By Nicholas Covino, PsyD January 30, 2017

The dramatic Executive Order on Friday by President Trump that restricts travel to the US by people from seven Muslim majority countries leaves us all very concerned.  While nobody wants to see our country in danger, it is deeply sad to see such gross insensitivity to our fellow men, women and children, many of whom are fleeing from danger.  The world is frightening enough without one of the largest and most powerful players in it turning a deaf ear to the cries of people in need and scapegoating, again, people who are ‘dangerous’ only due to their difference in religion and culture.  There are many ways to address the safety issue and, in the judgement of experts, this type of action makes us less likely to achieve the outcome that we want for ourselves and for the world.

In an effort to protect any vulnerable students at WJC who might need our help, I asked Dr. Berman and our administrative leaders to review the immigration status of our student body and staff.  This review found that all of our members are in legal compliance and none are at risk.  NONETHELESS, it is wise for international students to plan to remain in the US, until these issues are sorted out in what will likely take the semester.  I ask, again, for each of us to take the time to reach out to anyone who has family in these targeted countries or who might be personally engaged in this issue to show your concern and to see if there is an issue that needs help.  Note that while Dr. Berman is away, the members of the Dean of Students Office as well as Faculty Advisors and Mr. Mario Murga are eager to be of help in the upcoming weeks, should you have a need.

A positive note in these times of ethnic and religious prejudice; it is not surprising to see the Jewish community taking a lead to help those refugees in need.  William James College has been partnering with a remarkable group from Jewish Family Service Metrowest who are working with the Hebrew Immigrant Aid Society to resettle a dozen Syrian Families in this area, over the course of a year.  CEO Marc Jacobs has creatively and energetically engaged local synagogues, philanthropists and social service agencies to provide housing, food, education, socialization and welcome to these families, many of whom have small children.  JFS Social Worker Rosie Coelho and her staff have been collaborating with Drs. Jill Bloom, Gemima St. Louis, Natalie Cort, Yousef Alajarma, Mari Carmen Bennasar and a number of students in our Center for Multicultural and Global Mental Health who will help to develop a mental health referral network, provide support to JFS staff and create psychosocial resources for the families.  Our Freedman Center will be a resource for socialization groups for children and parents and our several Arabic-speaking students will work with Dr.

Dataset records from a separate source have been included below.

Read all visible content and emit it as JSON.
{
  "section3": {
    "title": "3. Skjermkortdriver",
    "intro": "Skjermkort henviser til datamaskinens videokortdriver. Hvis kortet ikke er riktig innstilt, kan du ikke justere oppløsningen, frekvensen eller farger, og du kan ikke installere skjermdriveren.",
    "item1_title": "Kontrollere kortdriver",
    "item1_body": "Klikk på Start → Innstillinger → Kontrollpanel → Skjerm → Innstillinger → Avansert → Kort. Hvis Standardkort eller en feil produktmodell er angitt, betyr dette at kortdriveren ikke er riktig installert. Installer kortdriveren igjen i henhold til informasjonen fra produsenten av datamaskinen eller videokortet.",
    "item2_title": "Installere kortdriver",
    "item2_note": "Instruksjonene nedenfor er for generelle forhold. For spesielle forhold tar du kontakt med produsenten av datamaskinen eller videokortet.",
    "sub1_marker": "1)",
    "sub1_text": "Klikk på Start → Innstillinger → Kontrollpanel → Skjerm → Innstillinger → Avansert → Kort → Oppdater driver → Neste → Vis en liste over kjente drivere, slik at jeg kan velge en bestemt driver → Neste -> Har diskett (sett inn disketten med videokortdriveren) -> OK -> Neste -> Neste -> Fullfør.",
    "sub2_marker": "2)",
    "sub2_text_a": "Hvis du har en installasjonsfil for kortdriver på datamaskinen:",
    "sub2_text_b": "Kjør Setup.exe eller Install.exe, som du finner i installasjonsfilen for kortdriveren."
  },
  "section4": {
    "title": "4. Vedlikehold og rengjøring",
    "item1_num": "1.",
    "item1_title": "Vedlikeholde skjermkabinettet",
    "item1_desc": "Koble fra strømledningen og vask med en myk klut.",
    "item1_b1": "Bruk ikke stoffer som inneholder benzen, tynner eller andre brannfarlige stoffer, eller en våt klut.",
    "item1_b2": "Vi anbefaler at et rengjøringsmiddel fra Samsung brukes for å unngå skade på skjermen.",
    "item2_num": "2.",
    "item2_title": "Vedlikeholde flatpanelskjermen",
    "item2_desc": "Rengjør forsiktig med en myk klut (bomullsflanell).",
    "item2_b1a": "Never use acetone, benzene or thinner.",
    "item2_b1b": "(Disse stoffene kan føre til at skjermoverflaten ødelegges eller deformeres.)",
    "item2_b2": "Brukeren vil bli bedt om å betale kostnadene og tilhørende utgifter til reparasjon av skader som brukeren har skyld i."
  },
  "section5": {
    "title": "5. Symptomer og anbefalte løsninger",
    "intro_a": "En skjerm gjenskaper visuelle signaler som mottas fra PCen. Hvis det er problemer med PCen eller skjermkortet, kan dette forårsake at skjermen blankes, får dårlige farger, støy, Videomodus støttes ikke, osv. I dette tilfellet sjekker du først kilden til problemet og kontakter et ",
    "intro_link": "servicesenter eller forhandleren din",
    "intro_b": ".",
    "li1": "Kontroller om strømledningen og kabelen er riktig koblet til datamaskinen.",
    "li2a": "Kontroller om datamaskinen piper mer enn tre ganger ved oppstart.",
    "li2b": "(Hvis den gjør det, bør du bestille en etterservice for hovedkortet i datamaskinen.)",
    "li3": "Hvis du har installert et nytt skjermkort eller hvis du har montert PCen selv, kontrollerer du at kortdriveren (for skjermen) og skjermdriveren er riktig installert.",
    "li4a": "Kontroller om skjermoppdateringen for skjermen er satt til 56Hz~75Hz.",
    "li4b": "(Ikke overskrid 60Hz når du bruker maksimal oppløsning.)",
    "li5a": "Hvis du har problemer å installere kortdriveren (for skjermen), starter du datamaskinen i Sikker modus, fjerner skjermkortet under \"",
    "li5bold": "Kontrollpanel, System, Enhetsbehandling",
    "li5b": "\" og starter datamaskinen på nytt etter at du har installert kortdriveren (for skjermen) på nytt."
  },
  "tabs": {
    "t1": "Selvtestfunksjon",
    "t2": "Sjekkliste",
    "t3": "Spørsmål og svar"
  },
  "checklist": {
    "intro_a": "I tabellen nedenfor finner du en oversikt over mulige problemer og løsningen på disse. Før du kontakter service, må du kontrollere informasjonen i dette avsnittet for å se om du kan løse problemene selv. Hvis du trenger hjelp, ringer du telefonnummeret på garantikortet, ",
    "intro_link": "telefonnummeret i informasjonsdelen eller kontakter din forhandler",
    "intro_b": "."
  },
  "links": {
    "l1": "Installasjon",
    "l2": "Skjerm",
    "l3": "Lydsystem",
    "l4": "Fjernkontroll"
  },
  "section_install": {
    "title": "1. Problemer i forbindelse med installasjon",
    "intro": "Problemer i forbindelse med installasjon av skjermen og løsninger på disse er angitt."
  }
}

Alajarma and his wife to create the important relationships with the families that will set the ground for successful adjustment to their new home.  

Our of respect for the privacy of the families, I can’t show you a picture of a five year-old boy, sleeping peacefully and safely in his new bed, holding his stuffed dog, after traveling across the world to escape mortal danger.  However, I expect that you can easily picture him and praise Mr. Jacobs and his people for making that happen.

William James College is committed to be a welcoming and supportive learning community and to working to support these ideals in the world.  The generous and compassionate character and contributions of its members make that real.  Thank you for that!

Be grateful, be generous, be compassionate, and be strong.